Now in its fifth year, the KWAG Biennial, organized by the Kitchener-Waterloo Art Gallery, is a decisively seasonal affair—taking place, as it does, in a region that literally and figuratively comes alive in summer, rife with Southern Ontario daytrippers in pursuit of all things picturesque. In this light, 2011 curator Robert Enright’s concept is a provocative one. Entitled “The Black and the White: An Allegory of Colour,” the biennial contains works by 12 artists that, as Enright’s title indicates, explore the dynamics of that wintry palette, black and white, whether in painting, photography, sculpture, video or installation.

“It was good work that appealed to me,” Enright reinforces, “but I realized I was being drawn to things that were relatively narrow in a colour sense, and dramatic, perhaps even expansive, in a meaning sense.”


Central to Enright’s curatorial vision is, as also expressed by his title, allegory. Black and white is “beautiful,” he says—“extraordinarily pleasing in a formalist way.” As a phrase, it is a cliché used to connote straightforwardness and clarity. In this manner, it is graphic and symbolic, akin to traditional allegory. Yet it is precisely this order and even rigidity—or rather the appearance of same—that interests Enright, granting black and white its ambiguous power.

Enright makes special mention of one of the biennial’s participants, Guelph painter Will Gorlitz, whose Always Already suite of paintings—a vision of nuclear winter shown at Toronto’s Museum of Contemporary Canadian Art last year—is based on an 18th-century allegorical Dutch painting by Johann Melchior Roos. “These are toy animals that are probably in flour or sugar or something like that,” says Enright of Gorlitz’s work, “but they also suggest a deeply troubling future if we continue on our existing path. At the same time—and this is always the trick with good art—they are such beautiful paintings that we’re trapped in this strange space between admiration and terror.”


Other 2011 KWAG Biennial artists include Ashleigh Bartlett, whose abstract paintings as selected by Enright show a grey-scale palette subtly breaking through into colour, and Jenn E. Norton, whose two-channel video creates a confounding visual feedback loop. Themes range from geopolitics (Maha Mustafa’s Black Fountain, a sculptural statement on the 1991 Gulf War) to momento mori (Maura Doyle’s porcelain bones, at once delicate and disturbing, exquisite and gothic).

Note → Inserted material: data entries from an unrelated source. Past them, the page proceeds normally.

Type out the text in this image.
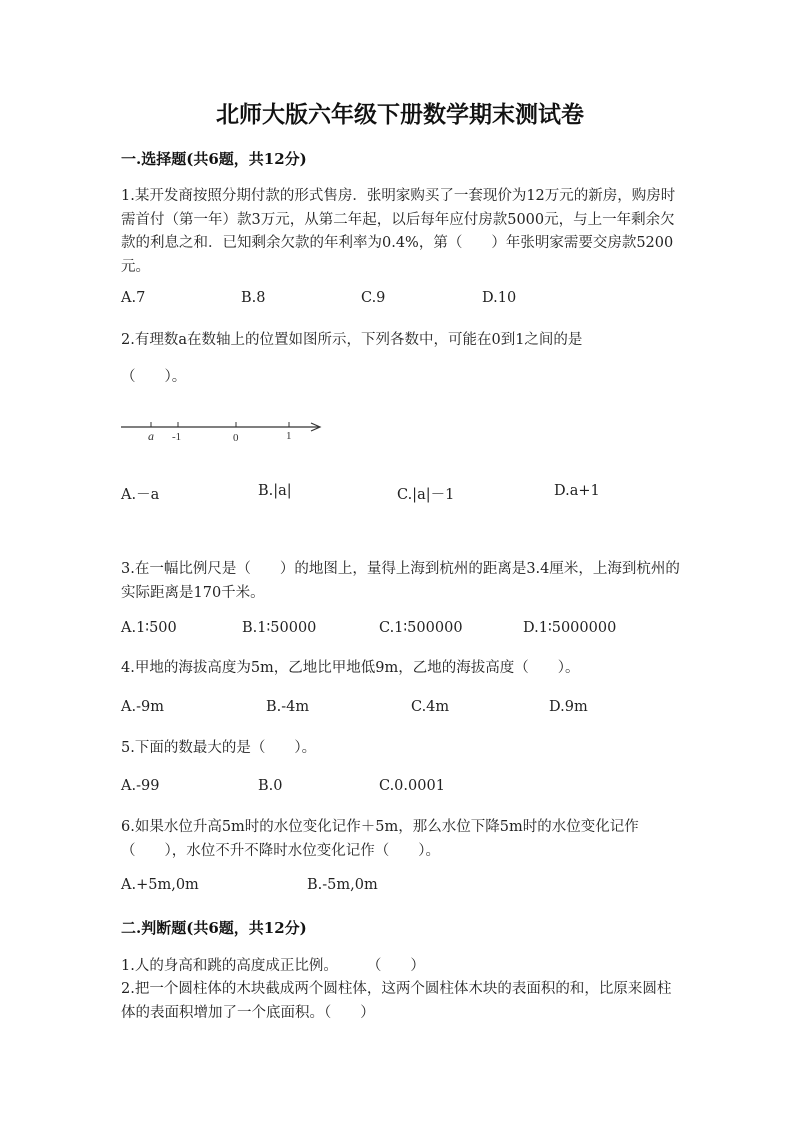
北师大版六年级下册数学期末测试卷
一.选择题(共6题，共12分)
1.某开发商按照分期付款的形式售房．张明家购买了一套现价为12万元的新房，购房时需首付（第一年）款3万元，从第二年起，以后每年应付房款5000元，与上一年剩余欠款的利息之和．已知剩余欠款的年利率为0.4%，第（　　）年张明家需要交房款5200元。
A.7	B.8	C.9	D.10
2.有理数a在数轴上的位置如图所示，下列各数中，可能在0到1之间的是
（　　）。
a -1	0	1
A.－a	B.|a|	C.|a|－1	D.a+1
3.在一幅比例尺是（　　）的地图上，量得上海到杭州的距离是3.4厘米，上海到杭州的实际距离是170千米。
A.1∶500	B.1∶50000	C.1∶500000	D.1∶5000000
4.甲地的海拔高度为5m，乙地比甲地低9m，乙地的海拔高度（　　）。
A.-9m	B.-4m	C.4m	D.9m
5.下面的数最大的是（　　）。
A.-99	B.0	C.0.0001
6.如果水位升高5m时的水位变化记作＋5m，那么水位下降5m时的水位变化记作（　　），水位不升不降时水位变化记作（　　）。
A.+5m,0m	B.-5m,0m
二.判断题(共6题，共12分)
1.人的身高和跳的高度成正比例。　　　（　　）
2.把一个圆柱体的木块截成两个圆柱体，这两个圆柱体木块的表面积的和，比原来圆柱体的表面积增加了一个底面积。（　　）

Enright himself is present in the work of Susan Dobson—a colleague at the University of Guelph, where they are both professors—in her photographic series “Eyes Closed.” Here, the curator himself becomes an allegory in black-and-white. “Dobson took photos of people in a dark room, asking them not to move and to close their eyes for three minutes and think of something,” says Enright. “As a viewer, you can scrutinize these subjects in an extraordinarily close and sometimes embarrassing way. It’s the idea of the photograph coming out of the blackness into a kind of image.”